- Official cover

Single by Mahmood

from the album Nei letti degli altri (Digital edition only)
- Released: 14 June 2024
- Genre: Afrobeats
- Length: 2:32
- Label: Island; Universal;
- Songwriters: Alessandro Mahmoud; Jacopo Ettorre; Francesco Catitti; Emilio Barberini;
- Producers: Katoo; Madfingerz;

Mahmood singles chronology
| "Tuta gold" (2024) | "Ra ta ta" (2024) | "Sottomarini" (2025) |

Music video
- "Ra ta ta" on YouTube

= Ra ta ta =

"Ra ta ta" is a song co-written and recorded by Italian singer Mahmood. It was released for digital download and streaming on 14 June 2024 by Island Records and Universal Music.
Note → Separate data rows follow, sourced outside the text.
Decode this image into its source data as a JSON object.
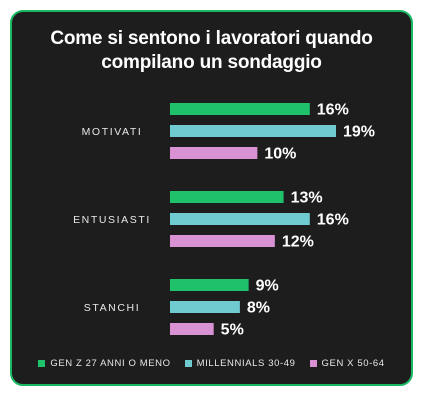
{
  "chart_data": {
    "type": "bar",
    "orientation": "horizontal",
    "title_lines": [
      "Come si sentono i lavoratori quando",
      "compilano un sondaggio"
    ],
    "categories": [
      "MOTIVATI",
      "ENTUSIASTI",
      "STANCHI"
    ],
    "series": [
      {
        "name": "GEN Z 27 ANNI O MENO",
        "color": "#1fc26a",
        "values": [
          16,
          13,
          9
        ]
      },
      {
        "name": "MILLENNIALS 30-49",
        "color": "#6fcbd0",
        "values": [
          19,
          16,
          8
        ]
      },
      {
        "name": "GEN X 50-64",
        "color": "#d891d3",
        "values": [
          10,
          12,
          5
        ]
      }
    ],
    "value_suffix": "%",
    "xlim": [
      0,
      19
    ],
    "grid": false,
    "axes_visible": false,
    "legend_position": "bottom"
  },
  "colors": {
    "background": "#1d1d1d",
    "border": "#19b863",
    "text": "#ffffff"
  }
}
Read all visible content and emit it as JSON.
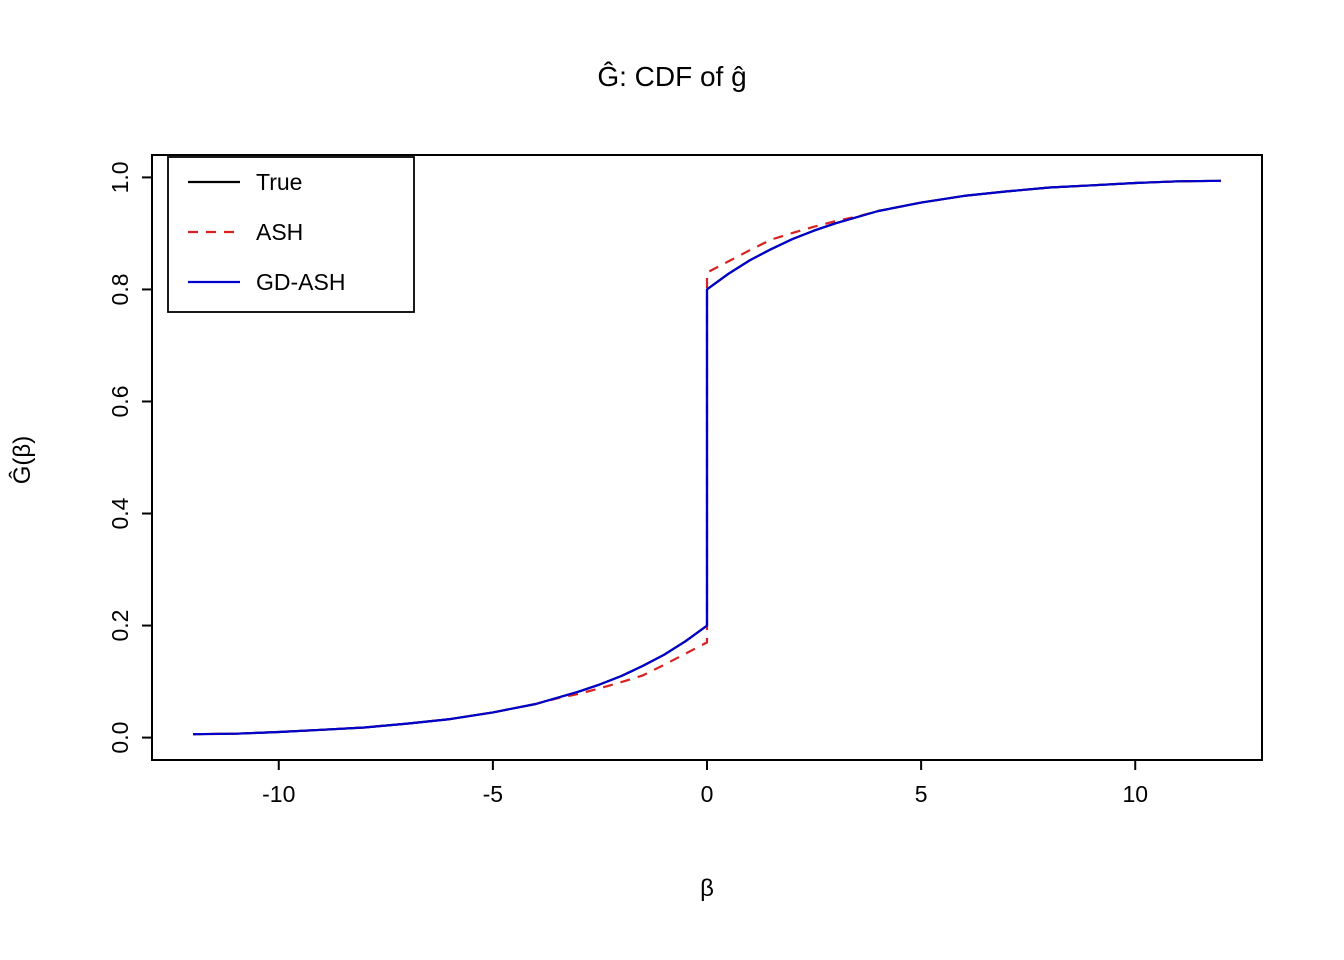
{
  "figure": {
    "background": "#ffffff"
  },
  "chart_data": {
    "type": "line",
    "title": "Ĝ: CDF of ĝ",
    "xlabel": "β",
    "ylabel": "Ĝ(β)",
    "xlim": [
      -12.96,
      12.96
    ],
    "ylim": [
      -0.04,
      1.04
    ],
    "grid": false,
    "x_ticks": {
      "values": [
        -10,
        -5,
        0,
        5,
        10
      ],
      "labels": [
        "-10",
        "-5",
        "0",
        "5",
        "10"
      ]
    },
    "y_ticks": {
      "values": [
        0.0,
        0.2,
        0.4,
        0.6,
        0.8,
        1.0
      ],
      "labels": [
        "0.0",
        "0.2",
        "0.4",
        "0.6",
        "0.8",
        "1.0"
      ]
    },
    "legend": {
      "position": "top-left",
      "entries": [
        {
          "label": "True",
          "color": "#000000",
          "dash": null
        },
        {
          "label": "ASH",
          "color": "#d92121",
          "dash": [
            10,
            8
          ]
        },
        {
          "label": "GD-ASH",
          "color": "#0000cc",
          "dash": null
        }
      ]
    },
    "series": [
      {
        "name": "True",
        "color": "#000000",
        "dash": null,
        "width": 2.2,
        "x": [
          -12,
          -11,
          -10,
          -9,
          -8,
          -7,
          -6,
          -5,
          -4,
          -3,
          -2.5,
          -2,
          -1.5,
          -1,
          -0.5,
          0,
          0,
          0.5,
          1,
          1.5,
          2,
          2.5,
          3,
          4,
          5,
          6,
          7,
          8,
          9,
          10,
          11,
          12
        ],
        "y": [
          0.006,
          0.007,
          0.01,
          0.014,
          0.018,
          0.025,
          0.033,
          0.045,
          0.06,
          0.082,
          0.095,
          0.11,
          0.128,
          0.148,
          0.172,
          0.2,
          0.8,
          0.828,
          0.852,
          0.872,
          0.89,
          0.905,
          0.918,
          0.94,
          0.955,
          0.967,
          0.975,
          0.982,
          0.986,
          0.99,
          0.993,
          0.994
        ]
      },
      {
        "name": "ASH",
        "color": "#d92121",
        "dash": [
          10,
          8
        ],
        "width": 2.2,
        "x": [
          -12,
          -11,
          -10,
          -9,
          -8,
          -7,
          -6,
          -5,
          -4,
          -3.5,
          -3,
          -2.5,
          -2,
          -1.5,
          -1,
          -0.5,
          0,
          0,
          0.5,
          1,
          1.5,
          2,
          2.5,
          3,
          3.5,
          4,
          5,
          6,
          7,
          8,
          9,
          10,
          11,
          12
        ],
        "y": [
          0.006,
          0.007,
          0.01,
          0.014,
          0.018,
          0.025,
          0.033,
          0.045,
          0.06,
          0.07,
          0.078,
          0.088,
          0.099,
          0.111,
          0.13,
          0.15,
          0.17,
          0.83,
          0.85,
          0.87,
          0.889,
          0.901,
          0.912,
          0.922,
          0.93,
          0.94,
          0.955,
          0.967,
          0.975,
          0.982,
          0.986,
          0.99,
          0.993,
          0.994
        ]
      },
      {
        "name": "GD-ASH",
        "color": "#0000cc",
        "dash": null,
        "width": 2.2,
        "x": [
          -12,
          -11,
          -10,
          -9,
          -8,
          -7,
          -6,
          -5,
          -4,
          -3,
          -2.5,
          -2,
          -1.5,
          -1,
          -0.5,
          0,
          0,
          0.5,
          1,
          1.5,
          2,
          2.5,
          3,
          4,
          5,
          6,
          7,
          8,
          9,
          10,
          11,
          12
        ],
        "y": [
          0.006,
          0.007,
          0.01,
          0.014,
          0.018,
          0.025,
          0.033,
          0.045,
          0.06,
          0.082,
          0.095,
          0.11,
          0.128,
          0.148,
          0.172,
          0.2,
          0.8,
          0.828,
          0.852,
          0.872,
          0.89,
          0.905,
          0.918,
          0.94,
          0.955,
          0.967,
          0.975,
          0.982,
          0.986,
          0.99,
          0.993,
          0.994
        ]
      }
    ]
  }
}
The song was written by Alessandro Mahmoud, Jacopo Ettorre, Francesco Catitti and Emilio Barberini, and produced by the latter two. It was included on the digital reissue of Mahmood's third studio album, Nei letti degli altri.

==Music video==
A music video to accompany the release of "Ra ta ta" was first released onto YouTube on 14 June 2024. The video was directed by Attilio Cusani and Mahmood himself, and shot in Tunisia.

==Charts==
===Weekly charts===

Weekly chart performance for "Ra ta ta"
| Chart (2024) | Peak position |
|---|---|
| Italy (FIMI) | 6 |
| Italy Airplay (EarOne) | 1 |

===Year-end charts===

2024 year-end chart performance for "Ra ta ta"
| Chart (2024) | Position |
|---|---|
| Italy (FIMI) | 34 |

==Certifications==

Certifications for "Ra ta ta"
| Region | Certification | Certified units/sales |
| Italy (FIMI) | Platinum | 100,000^{‡} |
^{‡} Sales+streaming figures based on certification alone.